TransFusion: Cross-view Fusion with Transformer for 3D Human Pose Estimation

Estimating the 2D human poses in each view is typically the first step in calibrated multi-view 3D pose estimation. But the performance of 2D pose detectors suffers from challenging situations such as occlusions and oblique viewing angles. To address these challenges, previous works derive point-to-point correspondences between different views from epipolar geometry and utilize the correspondences to merge prediction heatmaps or feature representations. Instead of post-prediction merge/calibration, here we introduce a transformer framework for multi-view 3D pose estimation, aiming at directly improving individual 2D predictors by integrating information from different views. Inspired by previous multi-modal transformers, we design a unified transformer architecture, named TransFusion, to fuse cues from both current views and neighboring views. Moreover, we propose the concept of epipolar field to encode 3D positional information into the transformer model. The 3D position encoding guided by the epipolar field provides an efficient way of encoding correspondences between pixels of different views. Experiments on Human 3.6M and Ski-Pose show that our method is more efficient and has consistent improvements compared to other fusion methods. Specifically, we achieve 25.8 mm MPJPE on Human 3.6M with only 5M parameters on 256 x 256 resolution.
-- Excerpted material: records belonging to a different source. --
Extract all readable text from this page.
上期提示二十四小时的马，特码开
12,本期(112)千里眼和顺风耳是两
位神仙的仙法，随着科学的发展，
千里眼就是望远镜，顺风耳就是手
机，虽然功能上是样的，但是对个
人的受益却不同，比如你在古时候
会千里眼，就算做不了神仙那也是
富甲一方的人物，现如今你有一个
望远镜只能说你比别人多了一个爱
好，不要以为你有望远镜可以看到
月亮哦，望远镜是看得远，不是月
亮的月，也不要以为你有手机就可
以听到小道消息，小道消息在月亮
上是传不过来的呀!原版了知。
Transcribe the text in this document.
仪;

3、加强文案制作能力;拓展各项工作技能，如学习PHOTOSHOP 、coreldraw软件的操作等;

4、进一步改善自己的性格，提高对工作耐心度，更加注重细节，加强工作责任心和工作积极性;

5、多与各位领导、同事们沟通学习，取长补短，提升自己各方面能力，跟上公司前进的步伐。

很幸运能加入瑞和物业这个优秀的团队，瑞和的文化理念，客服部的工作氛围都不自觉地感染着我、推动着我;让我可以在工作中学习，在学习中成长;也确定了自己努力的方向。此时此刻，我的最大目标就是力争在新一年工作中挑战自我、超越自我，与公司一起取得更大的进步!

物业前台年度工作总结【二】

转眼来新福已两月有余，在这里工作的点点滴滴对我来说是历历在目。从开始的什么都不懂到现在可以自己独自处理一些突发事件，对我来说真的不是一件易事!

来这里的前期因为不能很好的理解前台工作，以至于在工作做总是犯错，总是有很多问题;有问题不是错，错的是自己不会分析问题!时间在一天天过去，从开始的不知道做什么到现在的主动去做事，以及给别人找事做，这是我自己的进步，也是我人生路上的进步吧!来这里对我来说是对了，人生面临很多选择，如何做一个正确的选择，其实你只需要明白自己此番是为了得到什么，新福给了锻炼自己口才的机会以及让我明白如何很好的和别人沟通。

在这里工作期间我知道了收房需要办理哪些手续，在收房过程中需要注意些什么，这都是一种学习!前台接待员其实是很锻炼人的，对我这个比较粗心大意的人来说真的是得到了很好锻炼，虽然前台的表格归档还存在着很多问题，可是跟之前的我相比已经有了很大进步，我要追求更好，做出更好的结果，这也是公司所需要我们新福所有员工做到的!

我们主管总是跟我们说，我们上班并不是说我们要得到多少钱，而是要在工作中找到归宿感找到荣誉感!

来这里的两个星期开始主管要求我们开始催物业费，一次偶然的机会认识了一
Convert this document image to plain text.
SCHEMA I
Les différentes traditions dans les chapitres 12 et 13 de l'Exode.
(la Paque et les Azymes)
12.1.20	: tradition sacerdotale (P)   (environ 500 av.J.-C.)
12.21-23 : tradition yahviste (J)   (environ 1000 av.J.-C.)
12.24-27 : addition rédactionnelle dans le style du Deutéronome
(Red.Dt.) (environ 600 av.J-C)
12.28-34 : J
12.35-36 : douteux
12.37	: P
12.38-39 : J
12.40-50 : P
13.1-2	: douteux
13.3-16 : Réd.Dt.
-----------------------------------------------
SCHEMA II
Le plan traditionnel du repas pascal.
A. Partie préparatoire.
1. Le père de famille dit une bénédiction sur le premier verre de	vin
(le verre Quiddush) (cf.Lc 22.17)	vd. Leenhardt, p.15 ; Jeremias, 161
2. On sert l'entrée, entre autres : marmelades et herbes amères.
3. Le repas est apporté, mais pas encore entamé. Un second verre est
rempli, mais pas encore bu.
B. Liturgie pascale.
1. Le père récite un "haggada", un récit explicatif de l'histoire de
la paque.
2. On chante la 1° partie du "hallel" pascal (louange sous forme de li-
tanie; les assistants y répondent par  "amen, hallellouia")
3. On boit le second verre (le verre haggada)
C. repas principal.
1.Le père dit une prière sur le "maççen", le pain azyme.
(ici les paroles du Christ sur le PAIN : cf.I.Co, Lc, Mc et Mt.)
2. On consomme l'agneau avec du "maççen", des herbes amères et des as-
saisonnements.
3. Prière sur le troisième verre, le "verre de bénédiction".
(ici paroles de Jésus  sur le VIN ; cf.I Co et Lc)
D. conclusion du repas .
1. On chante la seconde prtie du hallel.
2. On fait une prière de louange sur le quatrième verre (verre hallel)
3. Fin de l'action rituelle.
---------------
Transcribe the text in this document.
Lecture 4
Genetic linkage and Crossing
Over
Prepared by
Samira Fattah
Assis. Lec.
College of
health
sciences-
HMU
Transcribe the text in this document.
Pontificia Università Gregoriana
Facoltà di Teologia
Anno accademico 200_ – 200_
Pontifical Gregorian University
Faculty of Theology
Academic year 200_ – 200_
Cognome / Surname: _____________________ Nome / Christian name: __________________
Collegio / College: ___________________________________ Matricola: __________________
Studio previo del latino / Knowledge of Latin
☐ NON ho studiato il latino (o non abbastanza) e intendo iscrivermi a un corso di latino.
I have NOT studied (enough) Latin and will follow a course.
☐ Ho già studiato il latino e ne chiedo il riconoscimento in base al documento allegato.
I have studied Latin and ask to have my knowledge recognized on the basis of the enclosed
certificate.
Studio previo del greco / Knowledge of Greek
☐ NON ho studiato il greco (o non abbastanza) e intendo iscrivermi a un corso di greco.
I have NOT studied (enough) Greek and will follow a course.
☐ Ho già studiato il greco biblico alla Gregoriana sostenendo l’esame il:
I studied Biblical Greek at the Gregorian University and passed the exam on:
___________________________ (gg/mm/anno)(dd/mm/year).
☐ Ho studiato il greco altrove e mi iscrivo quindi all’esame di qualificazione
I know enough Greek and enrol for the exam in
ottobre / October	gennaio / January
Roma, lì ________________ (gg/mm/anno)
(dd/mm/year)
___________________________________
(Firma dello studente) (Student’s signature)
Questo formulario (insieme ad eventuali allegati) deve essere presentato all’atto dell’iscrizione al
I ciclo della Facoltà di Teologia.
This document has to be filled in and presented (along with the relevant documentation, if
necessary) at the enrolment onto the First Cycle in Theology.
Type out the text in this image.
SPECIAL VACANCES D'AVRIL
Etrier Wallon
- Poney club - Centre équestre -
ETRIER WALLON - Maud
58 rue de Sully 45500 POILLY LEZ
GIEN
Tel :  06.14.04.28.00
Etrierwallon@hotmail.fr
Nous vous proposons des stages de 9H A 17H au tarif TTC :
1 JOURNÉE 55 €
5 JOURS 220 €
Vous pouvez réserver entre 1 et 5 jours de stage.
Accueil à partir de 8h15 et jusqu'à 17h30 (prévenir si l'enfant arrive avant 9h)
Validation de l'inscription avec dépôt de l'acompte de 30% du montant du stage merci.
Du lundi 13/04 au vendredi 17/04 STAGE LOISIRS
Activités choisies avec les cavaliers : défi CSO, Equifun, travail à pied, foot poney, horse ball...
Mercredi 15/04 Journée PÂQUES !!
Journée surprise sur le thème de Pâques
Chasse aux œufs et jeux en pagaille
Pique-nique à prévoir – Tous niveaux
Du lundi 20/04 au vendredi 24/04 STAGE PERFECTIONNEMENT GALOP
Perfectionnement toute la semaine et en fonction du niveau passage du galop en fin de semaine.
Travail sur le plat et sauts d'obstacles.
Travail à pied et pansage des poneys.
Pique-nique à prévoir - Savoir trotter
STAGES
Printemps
翻译：估计每个视图中的 2D 人姿势通常都是校准多视图 3D 3D 显示估计的第一步。但2D 显示探测器的性能存在挑战性的情况,例如隐蔽和倾斜的观察角度。为了应对这些挑战,以往的工程在上极地几何不同观点之间产生点对点对应,并利用对应法将3D 位置信息编码到变异模型中。这里我们引入了多视图 3D 显示估计的变异框架,目的是通过整合不同观点的信息,直接改进个人 2D 预测器。在以往多模式变异器的启发下,我们设计了一个统一的变异器结构,名为 TransFusion,以结合当前观点和相邻观点的导线。此外,我们提出了将3D 定位信息编码到变异器模型中的上。由子字段指导的 3D 位置编码为多种观点之间的编码提供了有效的方法。人类3. 3M 和 Ski-Pose 3D 预测器的实验由以前的多式变异的变码组成。在25M M 中,我们的方法上只有更高效和一致的方法。